Кто-то дернул его за ногу, повторил тихо:
— Спичек не найдется?
«Феденька», — догадался Коля.
— Спит, — услышал он удовлетворенный голос Феденьки. — Все в порядке.
— А может, не спит? — спросил Вася. — Проверь как следует.
Феденька стал на нижнюю полку и привычным отработанным движением указательного и большого пальца зажал Коле ноздри. Стало нечем дышать, но Коля решил вести игру до конца. Словно спросонья, он со всхлипыванием и криком хватнул ртом воздух, повернулся на бок и сладко захрапел.
Феденька спрыгнул на пол, ухмыльнулся:
— Как убитый…
Коля приоткрыл глаза. Феденька и Вася стояли в проходе. Слабо мерцал огарок свечи. Кто-то начинал бормотать — наверное, мучили в духоте кошмары. Потом снова воцарялось спокойствие.

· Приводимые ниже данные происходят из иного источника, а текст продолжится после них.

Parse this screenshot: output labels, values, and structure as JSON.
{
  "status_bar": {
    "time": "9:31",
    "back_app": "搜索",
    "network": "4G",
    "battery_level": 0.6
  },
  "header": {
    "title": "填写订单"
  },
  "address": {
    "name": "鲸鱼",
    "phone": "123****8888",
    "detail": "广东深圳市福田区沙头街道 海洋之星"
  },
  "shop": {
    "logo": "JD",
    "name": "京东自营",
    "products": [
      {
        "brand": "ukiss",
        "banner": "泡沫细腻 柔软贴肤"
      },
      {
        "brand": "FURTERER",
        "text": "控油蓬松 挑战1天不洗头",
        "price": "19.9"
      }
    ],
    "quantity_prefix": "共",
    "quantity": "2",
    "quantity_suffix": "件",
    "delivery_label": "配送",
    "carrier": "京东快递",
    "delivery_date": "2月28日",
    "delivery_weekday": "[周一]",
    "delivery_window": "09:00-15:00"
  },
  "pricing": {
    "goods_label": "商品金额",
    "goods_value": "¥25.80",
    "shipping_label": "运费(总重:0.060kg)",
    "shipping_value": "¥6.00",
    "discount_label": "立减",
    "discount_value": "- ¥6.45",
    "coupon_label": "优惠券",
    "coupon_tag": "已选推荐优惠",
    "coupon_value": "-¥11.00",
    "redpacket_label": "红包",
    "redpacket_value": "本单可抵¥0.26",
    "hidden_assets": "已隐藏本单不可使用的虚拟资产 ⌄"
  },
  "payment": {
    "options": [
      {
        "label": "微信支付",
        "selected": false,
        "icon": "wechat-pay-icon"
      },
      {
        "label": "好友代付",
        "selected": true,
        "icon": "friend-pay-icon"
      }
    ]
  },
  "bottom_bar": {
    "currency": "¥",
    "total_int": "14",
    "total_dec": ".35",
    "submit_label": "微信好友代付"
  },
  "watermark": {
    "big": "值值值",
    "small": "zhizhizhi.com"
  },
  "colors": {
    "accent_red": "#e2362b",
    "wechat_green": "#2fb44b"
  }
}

— Кондратьев это, — с ненавистью сказал Феденька. — Я так понимаю: он теперь либо в ГПУ, либо в милиции. Сапоги его погляди. Он нам, не дай бог, всю обедню нарушит.
«Дурак я! — мысленно выругался Коля. — Надо же. А с другой стороны? Я же не в разведку еду! Я к себе домой. В отпуск!» Коля медленно сунул руку под пиджак, сжал рукоять кольта.
— Я его кончу, — тихо сказал Феденька, — а ты — его бабу.
Вася кивнул. Феденька вынул из кармана складной нож, нажал предохранитель. Выскочило длинное, обоюдоострое лезвие.
— А может, он эти сапоги на толкучке купил? — вдруг громко спросил Вася.
— Тише! — зашипел Феденька. — Все может быть. А в нашем деле — береженого и бог бережет. Давай, — он приблизился к Коле и долго всматривался. Коля уже из последних сил разыгрывал спящего — казалось, еще мгновение, и не выдержать. Феденька снова встал на полку, взмахнул рукой, и в ту же секунду Коля ударил его головой в лицо — это был старый, испытанный прием, который употребляли в драках преступники. У Коли не было другого выхода.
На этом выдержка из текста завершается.